Friday February 23, 1996

Augmented plate fixation used to treat ankle fractures

A new technique which uses augmented plate fixation for treating complex ankle fractures in elderly patients was presented Thursday in scientific paper 84.

Between January 1991 and August 1994, 151 fractures were operatively treated at the Hospital for Joint Diseases in New York City. Twenty of the patients, ages 50 to 89 years, had ankle fractures which were comminuted (broken in small fragments) or osteopenic (resulting from a decrease in bone density). The fractures were corrected with plate fixation that included augmented intramedullary wires for increased stabilization.

Two to three wires were inserted and placed across the bone, stabilizing the fracture that first had been reduced through manual manipulation. A plate was positioned on the surface of the bone and screws that hold it in place were interdigitated with the wires. The wires that are exposed were cut, bent over, and impacted into the fibula, providing extra strength.

Postoperatively, patients were placed in a short leg cast for six weeks and allowed partial weightbearing. After cast removal, patients were referred to a physical therapist for gait training, range of motion ankle exercises, and strengthening. The ankles also were radiographed to assess the results of the surgical treatment.

Nineteen of the patients were followed for an average of 15.4 months. All fractures united without loss of reduction. Results were: three excellent; six good; nine fair; and one poor. Eighty-nine percent of the patients had no pain or slight or mild pain.
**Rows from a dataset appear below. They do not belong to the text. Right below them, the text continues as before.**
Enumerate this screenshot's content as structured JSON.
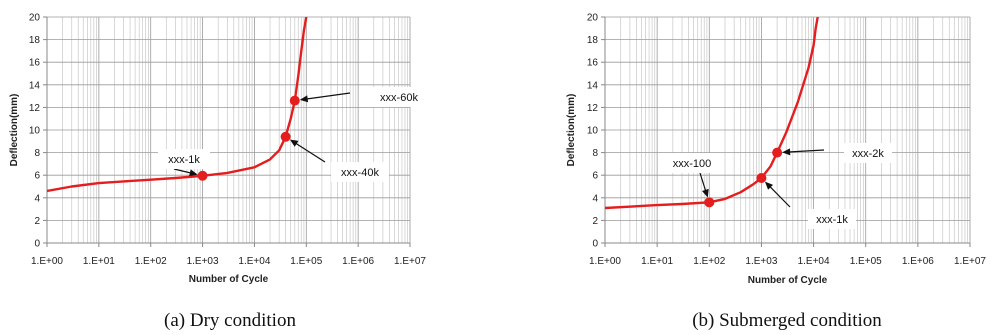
{
  "chart_data": [
    {
      "type": "line",
      "caption": "(a)  Dry condition",
      "xlabel": "Number of Cycle",
      "ylabel": "Deflection(mm)",
      "xscale": "log",
      "xlim": [
        1,
        10000000
      ],
      "ylim": [
        0,
        20
      ],
      "x_ticks": [
        "1.E+00",
        "1.E+01",
        "1.E+02",
        "1.E+03",
        "1.E+04",
        "1.E+05",
        "1.E+06",
        "1.E+07"
      ],
      "y_ticks": [
        "0",
        "2",
        "4",
        "6",
        "8",
        "10",
        "12",
        "14",
        "16",
        "18",
        "20"
      ],
      "grid": true,
      "line_color": "#e41e1e",
      "series": [
        {
          "x": [
            1,
            3,
            10,
            30,
            100,
            300,
            1000,
            3000,
            10000,
            20000,
            30000,
            40000,
            50000,
            60000,
            70000,
            80000,
            90000,
            100000
          ],
          "y": [
            4.6,
            5.0,
            5.3,
            5.45,
            5.6,
            5.75,
            5.95,
            6.2,
            6.7,
            7.4,
            8.2,
            9.4,
            11.0,
            12.6,
            14.8,
            17.0,
            18.8,
            20
          ]
        }
      ],
      "annotations": [
        {
          "label": "xxx-1k",
          "x": 1000,
          "y": 5.95
        },
        {
          "label": "xxx-40k",
          "x": 40000,
          "y": 9.4
        },
        {
          "label": "xxx-60k",
          "x": 60000,
          "y": 12.6
        }
      ]
    },
    {
      "type": "line",
      "caption": "(b) Submerged condition",
      "xlabel": "Number of Cycle",
      "ylabel": "Deflection(mm)",
      "xscale": "log",
      "xlim": [
        1,
        10000000
      ],
      "ylim": [
        0,
        20
      ],
      "x_ticks": [
        "1.E+00",
        "1.E+01",
        "1.E+02",
        "1.E+03",
        "1.E+04",
        "1.E+05",
        "1.E+06",
        "1.E+07"
      ],
      "y_ticks": [
        "0",
        "2",
        "4",
        "6",
        "8",
        "10",
        "12",
        "14",
        "16",
        "18",
        "20"
      ],
      "grid": true,
      "line_color": "#e41e1e",
      "series": [
        {
          "x": [
            1,
            10,
            30,
            100,
            200,
            400,
            700,
            1000,
            1500,
            2000,
            3000,
            5000,
            8000,
            10000,
            11000,
            12000
          ],
          "y": [
            3.1,
            3.35,
            3.45,
            3.6,
            3.9,
            4.5,
            5.2,
            5.75,
            6.8,
            8.0,
            9.8,
            12.5,
            15.5,
            17.5,
            19.0,
            20
          ]
        }
      ],
      "annotations": [
        {
          "label": "xxx-100",
          "x": 100,
          "y": 3.6
        },
        {
          "label": "xxx-1k",
          "x": 1000,
          "y": 5.75
        },
        {
          "label": "xxx-2k",
          "x": 2000,
          "y": 8.0
        }
      ]
    }
  ]
}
"Displaced ankle fractures usually are treated by open reduction and internal fixation, however, older patients with osteopenia or comminuted ankle fractures sometimes carry an unacceptably high risk for this treatment," said Kenneth J. Koval, MD, chief of the fracture service, department of orthopaedics, Hospital for Joint Diseases Orthopaedic Institute.

"This is the first study to use a composite of plate and intramedullary wires to stabilize comminuted and osteopenic ankle fractures in the elderly," said Dr. Koval. "This treatment method provides provisional fracture stabilization and enhanced plate and screw fixation which may help to prevent loss of fixation of these difficult fractures."

In addition to this clinical study, a biomechanical evaluation was performed on eight pairs of cadaveric lower extremities which were simulated into mildly osteopenic fractures. Eight fibulas had fixation using the technique of augmentation with intramedullary wires compared to eight which had plate and screws alone.

The fibulas were first tested nondestructively by bending, and then destructively with torsion to determine stability and ultimate strength of the fixation. The resistance to bending of the fibulas augmented with wires was 81 percent greater than the fibulas stabilized with only a plate and screws. In torsional testing, the wire augmented specimens had twice the resistance to motion than the group that had plate and screws alone.

Co-authors of the paper with Dr. Koval from the Hospital for Joint Diseases Orthopaedic Institute are Douglas M. Petraco, MD, and Srino Bharam, MD orthopaedic residents; and Frederick J. Kummer, PhD, associate director, department of bioengineering.